20 Sep, 2024

S&P 500 earnings rise 12.9% in Q2 2024

By Sean Longoria and Umer Khan


Combined second-quarter normalized earnings per share for the S&P 500 rose nearly 13% year over year as most of the large-cap index's constituent sectors also reported earnings growth, according to the latest S&P Global Market Intelligence data.

As of Sept. 10, all S&P 500 sectors except industrials, materials and real estate reported earnings growth. The communication services sector reported the largest EPS growth among sectors.

SNL Image

SNL Image Download the charts in Excel format.

Large, midsize S&P 500 companies

Among the largest S&P 500 companies — those with over $100 billion in market capitalization as of June 28 — Prologis Inc. reported the widest earnings beat, with its normalized EPS of 92 cents 54.2% higher than the consensus estimate of 60 cents.

SNL Image

The Allstate Corp., meanwhile, reported the widest earnings beat among S&P 500 companies valued between $30 billion and $100 billion in market capitalization.

SNL Image

Smaller companies

On the smaller end of the index, Carnival Corp. & PLC reported the largest earnings beat among companies valued at less than $30 billion at the end of the second quarter.

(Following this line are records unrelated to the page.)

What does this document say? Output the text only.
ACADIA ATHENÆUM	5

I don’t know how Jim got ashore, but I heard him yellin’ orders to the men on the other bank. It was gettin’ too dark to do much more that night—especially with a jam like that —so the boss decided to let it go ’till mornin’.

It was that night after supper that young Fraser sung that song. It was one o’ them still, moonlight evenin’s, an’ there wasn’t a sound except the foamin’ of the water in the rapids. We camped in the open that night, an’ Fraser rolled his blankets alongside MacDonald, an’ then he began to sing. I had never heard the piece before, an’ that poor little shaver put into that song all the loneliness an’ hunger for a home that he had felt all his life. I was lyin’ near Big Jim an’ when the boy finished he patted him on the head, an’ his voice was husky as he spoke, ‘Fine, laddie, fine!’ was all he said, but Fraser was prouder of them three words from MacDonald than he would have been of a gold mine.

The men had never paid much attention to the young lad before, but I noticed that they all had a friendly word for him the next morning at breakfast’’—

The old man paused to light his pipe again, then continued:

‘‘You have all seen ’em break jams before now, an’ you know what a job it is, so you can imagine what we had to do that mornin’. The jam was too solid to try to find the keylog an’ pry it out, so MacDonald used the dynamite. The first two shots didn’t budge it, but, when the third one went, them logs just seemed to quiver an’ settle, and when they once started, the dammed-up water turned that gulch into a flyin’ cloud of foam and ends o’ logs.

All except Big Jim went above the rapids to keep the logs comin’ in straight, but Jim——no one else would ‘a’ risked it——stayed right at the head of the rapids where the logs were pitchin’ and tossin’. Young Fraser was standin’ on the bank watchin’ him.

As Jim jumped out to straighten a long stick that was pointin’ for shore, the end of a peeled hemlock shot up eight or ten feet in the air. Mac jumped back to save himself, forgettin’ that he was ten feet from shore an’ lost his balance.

The cruise operator reported normalized EPS of 11 cents, a surprise to analysts who expected a 2-cent-per-share loss, as the company took advantage of resurgent cruise bookings and higher prices.

SNL Image

Paramount Global reported the second-largest beat among smaller companies. The results excluded a nearly $6 billion impairment charge as the company wrote down the value of some of its cable TV networks.

Biggest beats, misses

Carnival Corp., Allstate and Paramount also reported the largest earnings beats among S&P 500 companies during the quarter.

SNL Image

Warner Bros. Discovery Inc., meanwhile, reported the widest earnings miss among the S&P 500. The media company's normalized loss of 18 cents per share surprised analysts, who expected slightly positive earnings. As with Paramount, Warner Bros. Discovery booked a large write-down on the value of some of its TV networks, which was excluded from normalized results.

Likewise, Take-Two Interactive Software Inc. and Incyte Corp. reported unexpected losses per share in normalized results, taking the second and third widest earnings misses against analysts' expectations, respectively.